What is not superficial, though, is the way the men who do want to date me treat me compared to the way men treated me when I was more masculine presenting. The dynamic for most of my dating life has been egalitarian with an assumption that we are entering this on equal terms. Dating app conversations started off clunky and casual, usually with a “hey” or a “’sup” and then a trivial discussion.

The men who find me on dating apps now, though, come on much stronger much quicker. They are quicker to woo, or at least attempt what they think is wooing. I have never been called “beautiful” more in my life. There have been more cheesy pickup lines and promises of romance and magic than in a Danielle Steele novel. It’s bizarre, not because I don’t want romance and magic or even cheesy pickup lines, but because I don’t want them from strangers. Save that for after we’ve established a relationship.

Unsurprisingly, these men are much less likely to accept “no” as an answer. I find that if I tell a gay man “not tonight” or “I’m not interested” it is generally water off a duck’s back; I certainly try to be that way myself. But men who perceive me as a woman seem much quicker to persist even when I have expressed disinterest. I have, to be frank, noticed that men who are interested in me because they think I am a woman are far more inclined to run roughshod over my stated boundaries than the gay men I have dated most of my life. It feels misogynistic, even though everyone involved is a man.

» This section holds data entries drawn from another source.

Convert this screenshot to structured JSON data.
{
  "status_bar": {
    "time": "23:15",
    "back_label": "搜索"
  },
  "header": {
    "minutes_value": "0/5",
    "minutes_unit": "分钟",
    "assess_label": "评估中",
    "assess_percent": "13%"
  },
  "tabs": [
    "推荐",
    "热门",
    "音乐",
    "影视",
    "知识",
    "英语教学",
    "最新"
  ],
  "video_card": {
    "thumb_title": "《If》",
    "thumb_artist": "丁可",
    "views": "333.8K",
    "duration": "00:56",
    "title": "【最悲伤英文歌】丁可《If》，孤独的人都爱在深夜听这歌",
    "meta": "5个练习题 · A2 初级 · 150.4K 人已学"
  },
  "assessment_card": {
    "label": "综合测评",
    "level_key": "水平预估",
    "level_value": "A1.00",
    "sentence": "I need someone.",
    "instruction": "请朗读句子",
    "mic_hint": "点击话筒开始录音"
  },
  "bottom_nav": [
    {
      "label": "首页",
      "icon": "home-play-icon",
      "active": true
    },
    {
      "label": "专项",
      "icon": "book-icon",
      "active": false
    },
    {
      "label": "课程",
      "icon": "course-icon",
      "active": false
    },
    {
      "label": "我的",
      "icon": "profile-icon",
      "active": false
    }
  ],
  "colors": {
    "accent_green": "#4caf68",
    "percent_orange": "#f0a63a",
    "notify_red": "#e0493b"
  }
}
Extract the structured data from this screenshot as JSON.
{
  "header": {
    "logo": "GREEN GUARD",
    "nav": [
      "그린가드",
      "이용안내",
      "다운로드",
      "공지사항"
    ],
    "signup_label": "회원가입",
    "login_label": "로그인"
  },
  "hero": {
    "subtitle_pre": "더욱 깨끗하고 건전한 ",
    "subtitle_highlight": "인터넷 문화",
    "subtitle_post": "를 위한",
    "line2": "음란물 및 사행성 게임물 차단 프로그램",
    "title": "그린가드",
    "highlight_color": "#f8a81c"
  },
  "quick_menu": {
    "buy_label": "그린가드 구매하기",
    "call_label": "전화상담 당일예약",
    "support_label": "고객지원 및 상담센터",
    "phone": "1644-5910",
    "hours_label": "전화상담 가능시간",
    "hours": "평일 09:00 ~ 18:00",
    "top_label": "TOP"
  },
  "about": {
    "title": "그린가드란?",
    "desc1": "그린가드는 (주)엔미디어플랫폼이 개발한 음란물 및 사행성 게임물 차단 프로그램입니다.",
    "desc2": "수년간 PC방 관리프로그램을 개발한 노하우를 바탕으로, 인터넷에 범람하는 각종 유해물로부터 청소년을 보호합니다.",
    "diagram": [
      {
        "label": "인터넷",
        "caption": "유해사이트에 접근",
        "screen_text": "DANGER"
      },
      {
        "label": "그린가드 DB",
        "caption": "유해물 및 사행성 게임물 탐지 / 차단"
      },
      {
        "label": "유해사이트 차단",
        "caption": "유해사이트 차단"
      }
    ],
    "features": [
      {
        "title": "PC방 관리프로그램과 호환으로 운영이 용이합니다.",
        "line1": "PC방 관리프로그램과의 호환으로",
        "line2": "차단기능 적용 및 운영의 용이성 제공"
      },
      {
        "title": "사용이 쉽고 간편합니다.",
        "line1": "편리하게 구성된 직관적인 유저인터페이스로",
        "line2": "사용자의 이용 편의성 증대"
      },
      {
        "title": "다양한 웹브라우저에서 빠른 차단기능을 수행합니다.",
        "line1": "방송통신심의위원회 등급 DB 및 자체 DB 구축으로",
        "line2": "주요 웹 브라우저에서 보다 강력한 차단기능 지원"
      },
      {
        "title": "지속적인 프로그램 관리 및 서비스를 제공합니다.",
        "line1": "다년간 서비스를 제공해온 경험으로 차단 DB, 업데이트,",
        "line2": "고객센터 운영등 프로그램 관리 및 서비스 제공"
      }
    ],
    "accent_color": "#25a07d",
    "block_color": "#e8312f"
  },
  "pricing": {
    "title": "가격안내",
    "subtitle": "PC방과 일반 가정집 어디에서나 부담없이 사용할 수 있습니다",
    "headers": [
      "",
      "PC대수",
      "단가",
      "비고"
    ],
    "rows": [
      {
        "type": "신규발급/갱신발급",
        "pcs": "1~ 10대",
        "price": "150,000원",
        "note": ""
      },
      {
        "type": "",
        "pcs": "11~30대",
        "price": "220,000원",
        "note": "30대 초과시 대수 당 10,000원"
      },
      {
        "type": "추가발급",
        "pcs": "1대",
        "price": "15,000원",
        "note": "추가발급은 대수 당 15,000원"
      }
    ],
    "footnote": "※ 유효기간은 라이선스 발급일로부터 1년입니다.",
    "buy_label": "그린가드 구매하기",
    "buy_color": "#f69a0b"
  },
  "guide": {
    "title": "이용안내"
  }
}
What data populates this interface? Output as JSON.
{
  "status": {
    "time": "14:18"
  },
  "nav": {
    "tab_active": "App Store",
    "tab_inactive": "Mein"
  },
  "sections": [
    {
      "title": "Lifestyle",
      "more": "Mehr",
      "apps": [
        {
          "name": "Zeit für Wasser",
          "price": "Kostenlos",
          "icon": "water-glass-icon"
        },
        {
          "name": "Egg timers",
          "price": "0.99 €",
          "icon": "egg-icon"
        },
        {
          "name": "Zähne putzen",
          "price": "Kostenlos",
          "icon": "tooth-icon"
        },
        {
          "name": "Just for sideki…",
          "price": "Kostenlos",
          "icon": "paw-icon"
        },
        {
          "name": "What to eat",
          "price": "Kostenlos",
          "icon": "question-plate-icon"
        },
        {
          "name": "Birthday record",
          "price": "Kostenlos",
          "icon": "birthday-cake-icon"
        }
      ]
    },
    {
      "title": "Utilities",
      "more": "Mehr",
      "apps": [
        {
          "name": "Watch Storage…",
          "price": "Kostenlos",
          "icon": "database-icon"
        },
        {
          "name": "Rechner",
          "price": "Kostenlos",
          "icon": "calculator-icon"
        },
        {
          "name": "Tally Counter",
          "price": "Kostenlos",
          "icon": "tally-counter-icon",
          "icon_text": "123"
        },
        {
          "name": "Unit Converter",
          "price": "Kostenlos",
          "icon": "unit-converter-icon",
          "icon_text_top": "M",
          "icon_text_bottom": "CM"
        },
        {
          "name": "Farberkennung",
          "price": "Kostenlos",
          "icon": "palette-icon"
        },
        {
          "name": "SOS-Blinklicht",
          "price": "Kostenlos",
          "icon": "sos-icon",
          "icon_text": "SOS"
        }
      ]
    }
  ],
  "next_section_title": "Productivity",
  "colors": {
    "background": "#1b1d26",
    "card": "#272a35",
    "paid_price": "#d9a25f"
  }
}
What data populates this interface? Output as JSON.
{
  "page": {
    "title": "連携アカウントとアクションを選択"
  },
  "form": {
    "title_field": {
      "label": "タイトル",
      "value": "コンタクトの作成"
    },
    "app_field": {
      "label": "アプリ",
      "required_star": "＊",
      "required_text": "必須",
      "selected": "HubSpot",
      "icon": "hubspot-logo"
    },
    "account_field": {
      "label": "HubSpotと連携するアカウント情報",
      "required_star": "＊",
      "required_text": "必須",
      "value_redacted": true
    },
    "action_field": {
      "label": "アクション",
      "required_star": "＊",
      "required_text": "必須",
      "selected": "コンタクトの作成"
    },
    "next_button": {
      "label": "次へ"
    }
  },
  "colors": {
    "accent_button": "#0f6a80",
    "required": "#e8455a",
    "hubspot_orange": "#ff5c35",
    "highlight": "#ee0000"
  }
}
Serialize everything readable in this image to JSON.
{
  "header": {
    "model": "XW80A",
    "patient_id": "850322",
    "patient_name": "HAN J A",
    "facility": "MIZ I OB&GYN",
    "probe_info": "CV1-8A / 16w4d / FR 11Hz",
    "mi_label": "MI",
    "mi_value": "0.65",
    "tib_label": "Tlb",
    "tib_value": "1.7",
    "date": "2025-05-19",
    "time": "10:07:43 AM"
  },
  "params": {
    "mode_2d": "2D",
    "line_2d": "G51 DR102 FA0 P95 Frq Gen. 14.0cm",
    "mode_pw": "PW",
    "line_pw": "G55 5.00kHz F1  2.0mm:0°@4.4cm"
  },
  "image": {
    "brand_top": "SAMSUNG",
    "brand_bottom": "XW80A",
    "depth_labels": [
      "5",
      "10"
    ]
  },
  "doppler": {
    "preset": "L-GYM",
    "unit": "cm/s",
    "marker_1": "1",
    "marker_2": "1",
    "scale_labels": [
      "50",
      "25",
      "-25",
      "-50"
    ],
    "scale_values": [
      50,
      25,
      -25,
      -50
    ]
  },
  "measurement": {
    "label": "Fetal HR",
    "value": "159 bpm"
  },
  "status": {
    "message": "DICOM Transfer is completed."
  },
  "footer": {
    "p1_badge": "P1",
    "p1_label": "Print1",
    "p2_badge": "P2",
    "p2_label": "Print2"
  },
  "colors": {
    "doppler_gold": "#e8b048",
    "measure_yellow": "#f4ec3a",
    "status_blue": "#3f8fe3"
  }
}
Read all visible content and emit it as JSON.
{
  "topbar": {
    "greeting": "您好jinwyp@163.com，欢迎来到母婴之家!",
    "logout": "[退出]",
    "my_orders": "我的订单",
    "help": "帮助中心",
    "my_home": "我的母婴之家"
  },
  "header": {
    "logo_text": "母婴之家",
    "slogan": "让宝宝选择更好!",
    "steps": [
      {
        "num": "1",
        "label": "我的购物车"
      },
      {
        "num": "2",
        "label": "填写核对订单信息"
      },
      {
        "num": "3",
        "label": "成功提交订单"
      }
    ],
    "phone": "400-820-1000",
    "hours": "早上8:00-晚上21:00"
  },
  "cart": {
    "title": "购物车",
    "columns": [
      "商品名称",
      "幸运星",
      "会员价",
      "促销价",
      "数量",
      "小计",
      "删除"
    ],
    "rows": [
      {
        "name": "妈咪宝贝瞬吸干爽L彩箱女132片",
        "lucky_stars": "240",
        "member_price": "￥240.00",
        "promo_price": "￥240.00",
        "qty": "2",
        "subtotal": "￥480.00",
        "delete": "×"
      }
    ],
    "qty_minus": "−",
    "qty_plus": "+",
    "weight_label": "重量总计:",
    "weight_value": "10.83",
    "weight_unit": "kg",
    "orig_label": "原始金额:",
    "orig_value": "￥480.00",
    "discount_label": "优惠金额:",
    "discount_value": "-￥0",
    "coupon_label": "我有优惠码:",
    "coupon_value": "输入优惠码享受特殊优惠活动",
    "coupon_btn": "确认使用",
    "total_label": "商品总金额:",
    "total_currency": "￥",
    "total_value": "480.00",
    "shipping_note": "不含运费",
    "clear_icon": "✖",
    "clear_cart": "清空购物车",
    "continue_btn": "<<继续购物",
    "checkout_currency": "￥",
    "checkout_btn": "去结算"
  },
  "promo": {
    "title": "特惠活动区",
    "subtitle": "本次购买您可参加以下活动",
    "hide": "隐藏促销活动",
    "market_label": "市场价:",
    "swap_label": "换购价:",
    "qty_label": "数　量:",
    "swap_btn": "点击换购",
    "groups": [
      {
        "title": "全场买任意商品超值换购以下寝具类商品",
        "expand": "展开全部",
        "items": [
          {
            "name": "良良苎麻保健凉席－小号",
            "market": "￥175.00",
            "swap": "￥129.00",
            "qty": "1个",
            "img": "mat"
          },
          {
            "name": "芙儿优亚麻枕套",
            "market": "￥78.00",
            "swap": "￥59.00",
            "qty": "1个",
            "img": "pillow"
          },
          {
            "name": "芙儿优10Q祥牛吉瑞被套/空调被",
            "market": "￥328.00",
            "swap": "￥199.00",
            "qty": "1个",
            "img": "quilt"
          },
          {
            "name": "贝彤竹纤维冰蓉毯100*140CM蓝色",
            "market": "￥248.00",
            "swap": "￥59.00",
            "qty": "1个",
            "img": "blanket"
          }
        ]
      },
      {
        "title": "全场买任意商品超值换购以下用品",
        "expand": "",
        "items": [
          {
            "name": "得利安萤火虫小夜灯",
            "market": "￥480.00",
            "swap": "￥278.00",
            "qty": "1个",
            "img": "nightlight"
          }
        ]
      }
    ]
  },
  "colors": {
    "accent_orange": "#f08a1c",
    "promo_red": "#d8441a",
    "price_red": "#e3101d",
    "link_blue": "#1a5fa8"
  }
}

That is why I am writing this. I think my experience tells us something about how gender norms and sexuality operate in the 2020s. I suspect that some of these men – such as the man who insisted on using she/her pronouns for me – do so to mask their own internalized homophobia. After all, as evidenced by his continued chatting with me, his attraction did not stop upon finding out I am male. He could not square that attraction to a man with his own self-perception, though, so he rejected that reality. If I am really a woman, he is still straight. Denying reality enables him to avoid confronting a more complicated truth about himself than perhaps he is ready or even willing to accept.

I cannot date a man who wants me to be a woman, because I am not and can never be a woman. Long hair or short hair, in a dress or wearing trousers, I am a man. I have no desire to transition. Eventually, that is going to become an obstacle we cannot overcome, so the relationship would be doomed from the start.

Gay men, on the other hand, are generally less interested in me now. Some of that may be my weight, but I think most of it is that I look too much like a woman. Gay men are attracted to other men, and when they see me, they do not see a man. At least, they do not see a gender-conforming man.

No one is entitled to romance, so I do not feel particularly upset by this; people have their types and my choice of aesthetic limits whose type I am. Fair dos.

The obvious solution here is to simply cut my hair, lose some weight, and dress a little more masculine. Because all of this is very superficial to me, that’s probably what I will do. Yet this experience as dating as a man who is often mistaken for a woman has given me a new appreciation for the complexities of gender presentation and sexual attraction. Too feminine for the men who want to date men and too male for the men who want to date women, I remain ever single. Given some of the weirdos I’ve encountered, though, perhaps that’s for the best.